Text Reflows--or Wraps
When we say that text “reflows,” we mean that when a user changes the font size, or the font, the text adjusts. If the font is bigger, there will be fewer words per line, and fewer per page. From beginning to end, the text changes to suit what the user has asked it to do. You can see examples above, in Figures 1 and 2, of how a book looks just by changing the font size. The screen will display fewer words, which means that the next paragraph will have moved to the next page.
|In this page/screen from "The Prince and The Pauper," at a smaller size font, you can see how many lines are viewable in the reading pane (the white "page" area).|
This is what we mean when we say that text "reflows" and that it is very difficult to try to control what a user sees at any given time. Ebooks are not like PDFs or print, and it will be very helpful for you to understand this early in the process so you can learn not to worry about things that cannot be controlled.
What about my Footnotes? My Index?Ebooks work like old-fashioned webpages. What goes on behind the scenes is just one big long scrolling webpage. This means that "pages," as we think of them, are an illusion. There are no pages in ebooks.
Experienced ebook formatters know how to use coding to provide the appearance of page breaks before Chapters, and white space to show scenebreaks. This helps create the illusion of pages.
Footnotes can't be put at the bottom of a "page," like we do in print, because there are no pages. Therefore there is no "bottom of a page." But you can put your footnotes as endnotes to your chapter or to the book, whichever you prefer. Sometimes, if there are only a very few notes in the whole book, you might like to just use a bracketed number right there in the sentence. Like this, to cite the footnote. A good formatter, like Booknook.biz, can do whatever you like best.

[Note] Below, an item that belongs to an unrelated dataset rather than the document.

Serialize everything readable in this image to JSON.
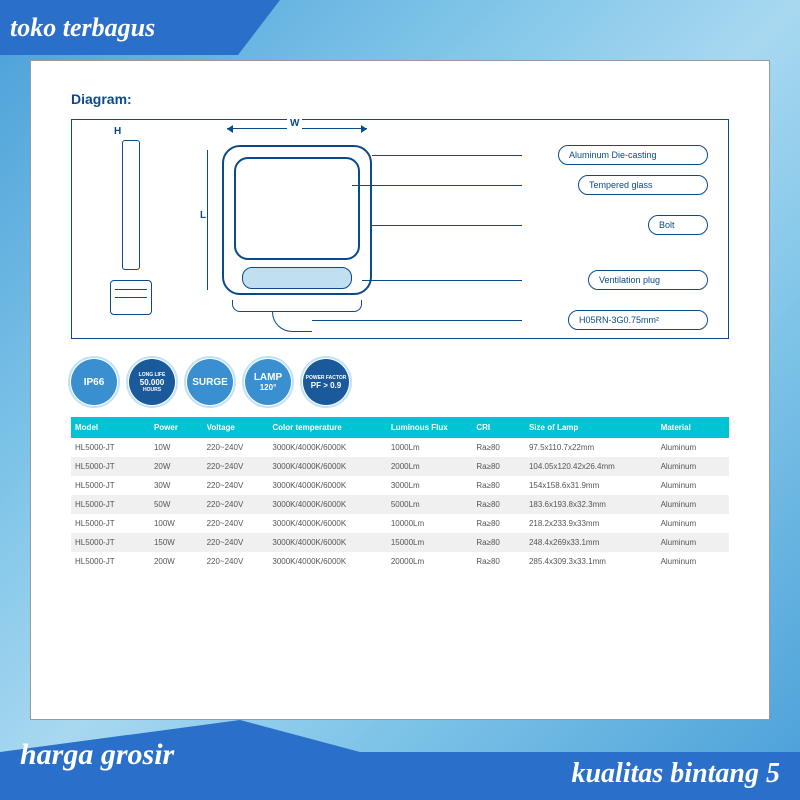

For an Index, Use SearchAs we discussed above, instead of linked indices, it is often better to use the built-in search function that is available on most devices. By the time of this writing, it might be available on every device.
When you use linked indexes, the only thing that the page numbers can link to is the page where the text used to be in your Word file. In the ebook, when a user clicks that, it might be several "screens" away from where the word is actually used. (This is due to how Word sets the index links when you generate them automatically). You can see how this could frustrate your reader. This is why we recommend not using linked indexes. If you want them, we (or any other formatter) are happy to provide them, but please give the matter some thought. Remember that you want your reader to have the best possible experience. Not only that, but not using linked indices is a huge cost-savings for you!

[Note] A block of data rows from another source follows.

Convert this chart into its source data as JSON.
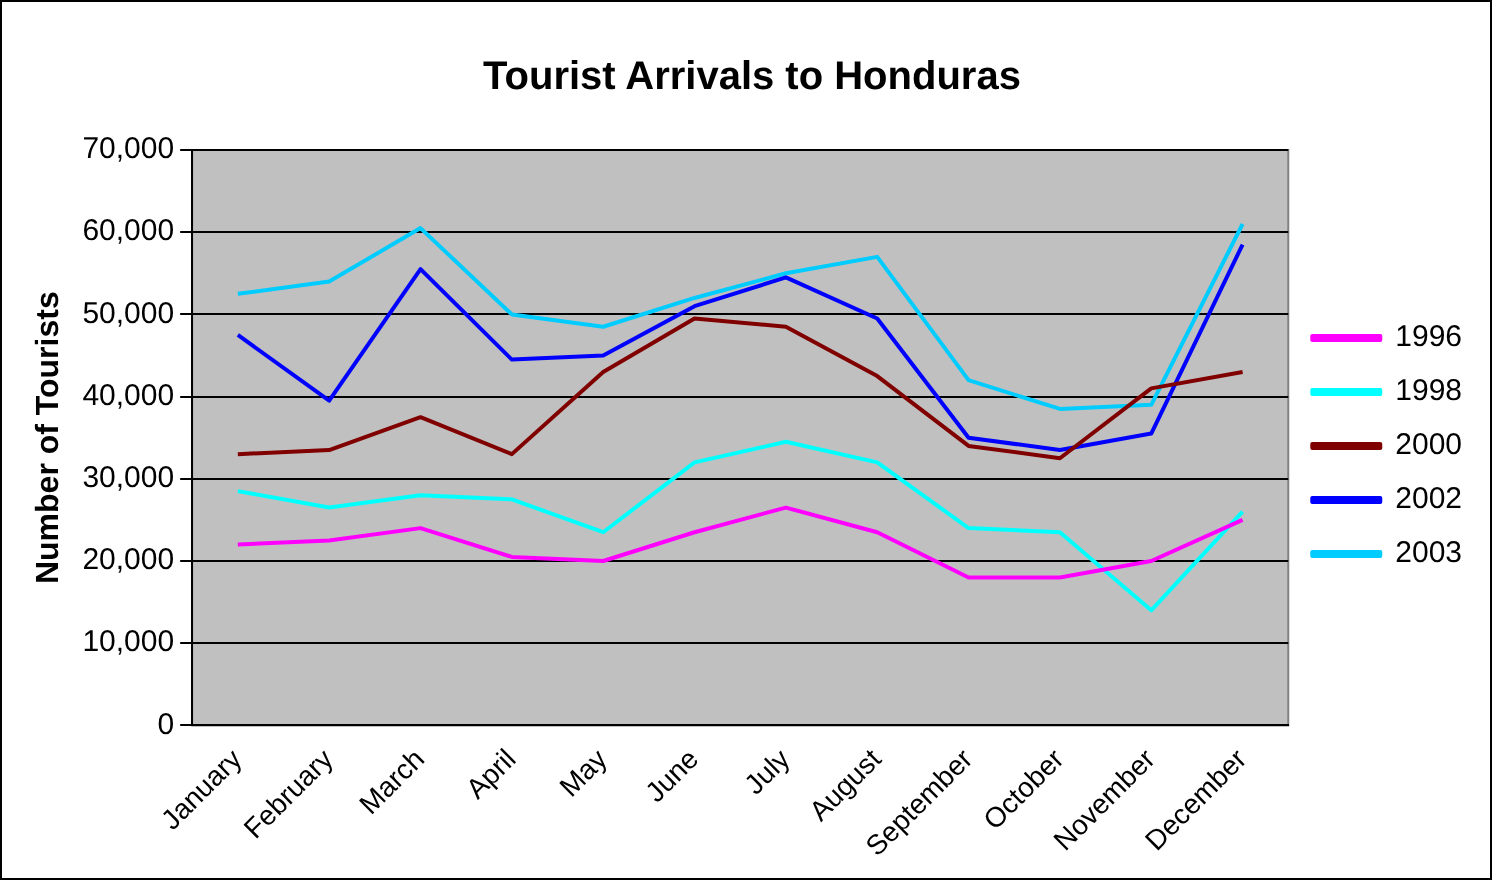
{
  "chart_data": {
    "type": "line",
    "title": "Tourist Arrivals to Honduras",
    "ylabel": "Number of Tourists",
    "categories": [
      "January",
      "February",
      "March",
      "April",
      "May",
      "June",
      "July",
      "August",
      "September",
      "October",
      "November",
      "December"
    ],
    "ylim": [
      0,
      70000
    ],
    "yticks": [
      {
        "value": 0,
        "label": "0"
      },
      {
        "value": 10000,
        "label": "10,000"
      },
      {
        "value": 20000,
        "label": "20,000"
      },
      {
        "value": 30000,
        "label": "30,000"
      },
      {
        "value": 40000,
        "label": "40,000"
      },
      {
        "value": 50000,
        "label": "50,000"
      },
      {
        "value": 60000,
        "label": "60,000"
      },
      {
        "value": 70000,
        "label": "70,000"
      }
    ],
    "grid": "y",
    "legend": "right",
    "marker": "none",
    "line_style": "solid",
    "series": [
      {
        "name": "1996",
        "color": "#ff00ff",
        "values": [
          22000,
          22500,
          24000,
          20500,
          20000,
          23500,
          26500,
          23500,
          18000,
          18000,
          20000,
          25000
        ]
      },
      {
        "name": "1998",
        "color": "#00ffff",
        "values": [
          28500,
          26500,
          28000,
          27500,
          23500,
          32000,
          34500,
          32000,
          24000,
          23500,
          14000,
          26000
        ]
      },
      {
        "name": "2000",
        "color": "#800000",
        "values": [
          33000,
          33500,
          37500,
          33000,
          43000,
          49500,
          48500,
          42500,
          34000,
          32500,
          41000,
          43000
        ]
      },
      {
        "name": "2002",
        "color": "#0000ff",
        "values": [
          47500,
          39500,
          55500,
          44500,
          45000,
          51000,
          54500,
          49500,
          35000,
          33500,
          35500,
          58500
        ]
      },
      {
        "name": "2003",
        "color": "#00ccff",
        "values": [
          52500,
          54000,
          60500,
          50000,
          48500,
          52000,
          55000,
          57000,
          42000,
          38500,
          39000,
          61000
        ]
      }
    ]
  }
}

|A user on an iPad simply highlights a word and hits search, and...|
|The results pop up! Your readers can search for index items, from within a typed index, exactly the same way.|
Are we having fun yet? By the way, the book presented on the iPad screenshots, for demonstrating the "search" functions, is by some practically unknown author named L.J. Sellers. (ha!) Thanks, L.J.! This is from her wonderful book, "The Baby Thief," which is a "don't miss."

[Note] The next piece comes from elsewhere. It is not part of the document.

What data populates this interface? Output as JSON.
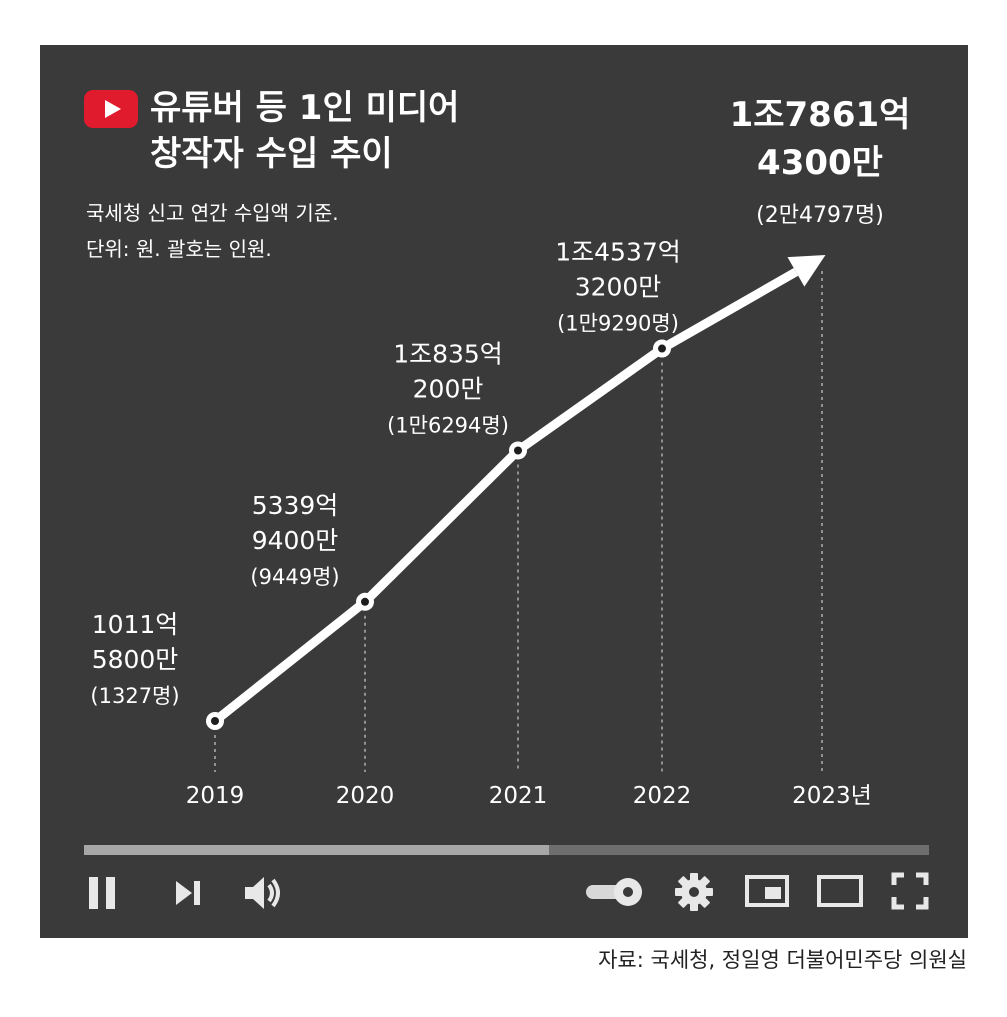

Next time, well, you're getting a rerun, as my next blog is due on Christmas Day. Given the slew of books that have hit our doorstep here at ye olden Booknook.biz, that are expected out before Christmas, I fully expect to be unconscious on Christmas Day. I intend to rerun Cover Design Calypso, Part 1, which originally appeared on my own website in April of 2010--and is truer today than it was then. Covers matter!
Happy Holidays to all, and I'll see you in 2013.